Gore finally settled on Canadian Eugenie Bouchard, who lost to Czech Petra Kvitova in the Wimbledon finals, as his pick to win the Western and Southern women’s championship.
The top 43 men and top 39 women have committed to playing in the Western and Southern, which is scheduled for Aug. 9-17 at the Lindner Family Tennis Center in Mason. The men’s draw includes defending-champion Nadal, currently ranked No. 1, along with the second-ranked Djokovic, No. 3 Stan Wawrinka and fourth-ranked Roger Federer, both of Switzerland, and No. 5 Andy Murray. All but Djokovic and Wawrinka have won the Western and Southern.

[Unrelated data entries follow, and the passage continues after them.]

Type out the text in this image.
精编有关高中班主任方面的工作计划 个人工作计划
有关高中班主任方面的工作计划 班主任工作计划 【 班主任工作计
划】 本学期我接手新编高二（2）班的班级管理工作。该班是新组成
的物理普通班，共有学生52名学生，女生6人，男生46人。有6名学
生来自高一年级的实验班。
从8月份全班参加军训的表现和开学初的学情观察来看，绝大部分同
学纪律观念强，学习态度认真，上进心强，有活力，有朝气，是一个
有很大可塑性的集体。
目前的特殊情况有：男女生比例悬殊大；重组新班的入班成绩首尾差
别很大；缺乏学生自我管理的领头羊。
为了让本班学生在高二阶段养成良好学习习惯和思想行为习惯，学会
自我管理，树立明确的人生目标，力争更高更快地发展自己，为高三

The top-ranked Williams leads an equally glittering women’s lineup, which includes the last three champions — ninth-ranked Victoria Azarenka, No. 2 Li Na and fifth-ranked Maria Sharapova — along with No. 3 Simona Halep and fourth-ranked Agnieszka Radwanska.
Gore pointed out a few reasons players could choose to not come to Southwest Ohio, including the weather.
“If they didn’t want to play here, they could come up with an excuse,” he said. “That doesn’t happen. It’s one of the most beloved stops on the (men’s) tour, and it’s becoming that way on the (women’s) tour.”
Fans didn’t need Monday’s draw event to spur their interest. According to the tournament website, 12 of the 16 sessions already are sold out. Thirteen of the 16 sold out last year, tournament director Vince Cicero pointed out.
“Everything is pacing ahead of that this season,” he said.
This year’s tournament includes improvements such as a bar area that’s twice as large as before, additional food court offerings such as Graeter’s and Montgomery Inn and the Dayton International Airport entertainment stage, Cicero said. Fans also will find Wi-Fi available in the food court and a Selfie Wall, he added.